The terrible mistake of equating success with social status and material possessions, and the even greater mistake of thinking that they are synonymous with happiness, has led many to seek out what they should seek within.
When the existential void knocks on their door, they try to cover the sound of the blows with external stimuli that end up causing a state of semi-unconsciousness in which they are lost. They are transformed into repeating automatons of the consumerist message of the system which, happy with the result, continues to nourish that emptiness. In fact, "the system loves people who have nothing to say," French rapper Koma said about it.
It is easier to control consumers than slaves
“The advertising industry is the one that is dedicated to creating consumers. This phenomenon has developed in the freest countries, in Great Britain and the United States. And the reason is very clear. It became clear about a century ago when this industry realized that it would not be easy to control a people with the use of force. They had won too much freedom: trade unions, parliaments with workers' parties in many countries, the right to vote for women… So, they had to devise other means to control people ”, wrote Noam Chomsky.
It is easier to control consumers by manipulating their beliefs and attitudes than to use force to keep slaves willing to feed the system with their time and effort. The result, however, does not differ much: in both cases your life goes away without living it, pursuing goals that someone else has decided for you.
For the system, the ideal society is based on a dyad: you and the television, or perhaps now, you and the Internet. In both platforms, they present you what the ideal and successful life should be like, the kinds of things you should have, and the goals you should achieve. They constantly remind you how you need to spend your time and effort. Or, they encourage you to buy things you don't need and don't really want and will most likely end up throwing away.
Fortunately, more and more people have begun to question this system where happiness is not guaranteed and success is an increasingly elusive ideal that shows itself empty within. Being a cog in the system ensures that things will work, more or less, while everything is well lubricated, but at the slightest setback, you will be replaced quickly and forgotten.
Inner peace as a new ideal of success
Inner peace, that state in which you feel in balance with yourself and with the world, where nothing is missing and nothing is superfluous, is supplanting the archaic concept of success, it encourages us to live more relaxed, but, above all, more connected. with our authentic needs and desires.

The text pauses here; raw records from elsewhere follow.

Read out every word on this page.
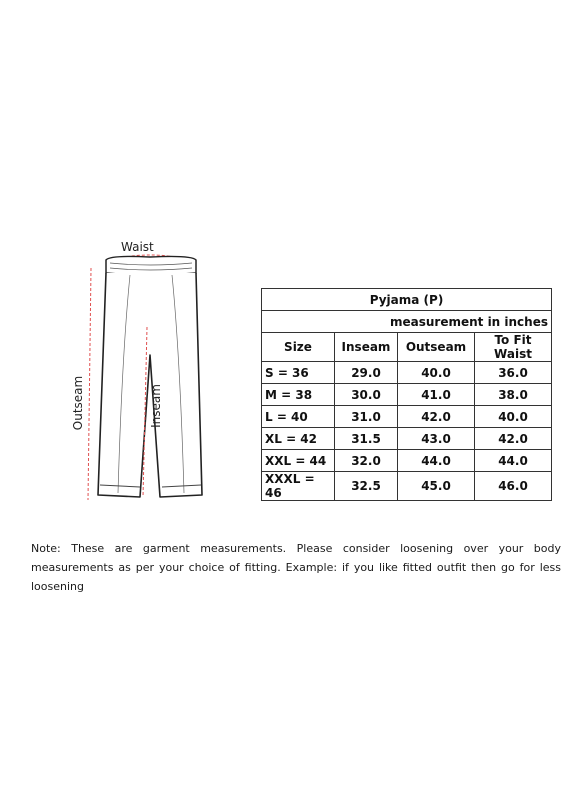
Waist
Outseam	Inseam
Pyjama (P)			
measurement in inches			
Size	Inseam	Outseam	To Fit Waist
S = 36	29.0	40.0	36.0
M = 38	30.0	41.0	38.0
L = 40	31.0	42.0	40.0
XL = 42	31.5	43.0	42.0
XXL = 44	32.0	44.0	44.0
XXXL = 46	32.5	45.0	46.0

Note: These are garment measurements. Please consider loosening over your body measurements as per your choice of fitting. Example: if you like fitted outfit then go for less loosening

Inner peace is achieved, on the one hand, when we re-establish contact with our "I" through a long journey that involves discarding the expectations that weigh on us and above all our own expectations about how we are supposed to think, feel or Act.
On the other hand, inner peace implies making peace with the world. We cannot feel at peace if we constantly criticize or if we harbor a grudge. This means putting into practice the radical acceptance that frees us from those thoughts and feelings that disturb us.
The path to inner peace offers no guarantees, and is often too torturous for lazy spirits, but it guarantees the most exciting journey of all: finding yourself.